A year after Charles and Camilla had taken their seats at the Queen’s Golden Jubilee service, however, the heir to the throne was under attack and Camilla back in the shadows. ‘Positive coverage of the Prince has, frankly, disappeared, while acres of newsprint are devoted to what is wrongly depicted as the cranky Prince, the spendthrift Prince, the hunting and shooting Prince and the meddling Prince,’ lamented Mark Bolland, who is now a newspaper columnist.

The unravelling of this carefully composed tapestry of parental devotion, civic dedication and connubial decorum began during the appearance of Paul Burrell at the Old Bailey. As Burrell’s solicitor warned, the royal family, particularly Prince Charles, were on trial as much as the butler. The revelations about the practice of gifting – where servants were given unwanted royal items; the allegations of male rape contained in the tape held in Diana’s mahogany box, and the activities of the Prince’s valet Michael Fawcett, relentlessly demolished years of duty and dependability. The resulting furore, which rumbled on for nearly two years, ensured that Diana’s voice was heard from beyond the grave. She would not, as she herself had said, go quietly.

Following the ignominious collapse of the Burrell trial, the Prince asked his new private secretary, Sir Michael Peat, to investigate the now notorious allegations, the first ever inquiry into a member of the royal family. While his report, published in March 2003, cleared the Prince and, for that matter, Michael Fawcett of any wrongdoing, the impression was left of a self-indulgent heir and a louche, sycophantic and chaotically organized royal household. It emerged that capital gains tax was not paid on the sale of gifts; that unwanted presents were sold or exchanged, while some
were burnt or otherwise destroyed, and that proper records were not kept. ‘If the Prince of Wales were a government minister he would have spent last week drafting his resignation letter,’ commented one observer. Even Prince Charles admitted that the report made for ‘uncomfortable’ reading.

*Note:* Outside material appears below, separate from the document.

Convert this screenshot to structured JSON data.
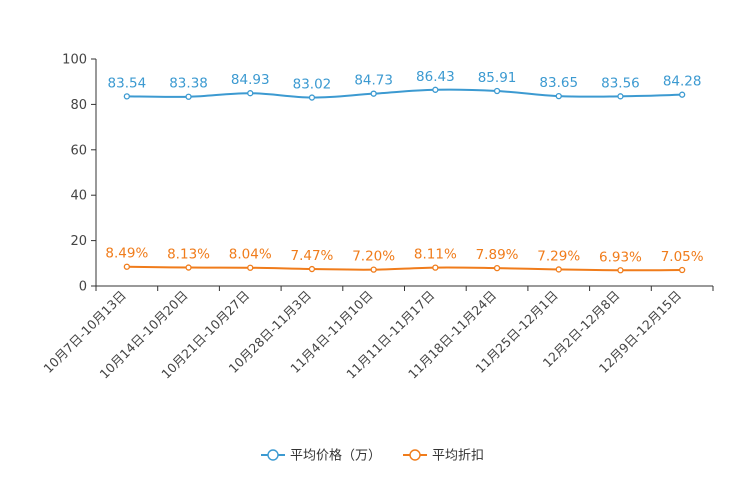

After the Peat Report and during the summer of 2003, a whispering campaign began, hinting that the now notorious rape tape contained even more sensational allegations, namely that a member of the royal family had been witnessed in a compromising position with a servant. After weeks of circling round the issue, which involved Michael Fawcett obtaining several court injunctions, it emerged that orderly George Smith’s central claim was that he had witnessed an ‘incident’ involving Prince Charles and a member of staff after taking the Prince breakfast in bed.

That these allegations, made by someone who was, as even the newspaper concerned admitted, ‘hardly a reliable witness’, were even printed showed the cynicism with which the media and the public now viewed the monarchy. A
Sunday Times
leader went to the heart of the malaise: ‘The problem for Charles is that an environment has been created in which people can believe almost anything. A dysfunctional family is attended upon by an oddball collection of servants, many of whom are only too ready to sell their accounts of life with the Windsors. Others profit in different ways.’

Even after the Prince’s former valet Simon Solari, who worked with Smith at the time of the alleged incident, had said that Smith simply could not have witnessed what he claimed because his position as an orderly would never have allowed him access to the royal bedroom, the gossip still continued. Eventually, in a bid to calm the media hysteria, the Prince’s private secretary, Sir Michael Peat, made a televised statement in which he dismissed the claims as ‘risible’, adding, ‘Anyone who knows the Prince of Wales at all would appreciate that the allegation is totally ludicrous.’

After the Prince’s private secretary’s high-risk and high-profile intervention, the only sound that could be heard was of knives being sharpened. For the sub-text of this whole affair was about palace politics as much as it was about personal peccadilloes.
When Peat – a successful accountant who had effected dramatic cost savings and administrative reforms at Buckingham Palace – was given the job of guiding the Prince, it was widely viewed as an attempt by the Queen, Prince Philip and senior courtiers to bring Charles to heel and his office into the twenty-first century, ending the culture of feuding, feudalism and favourites.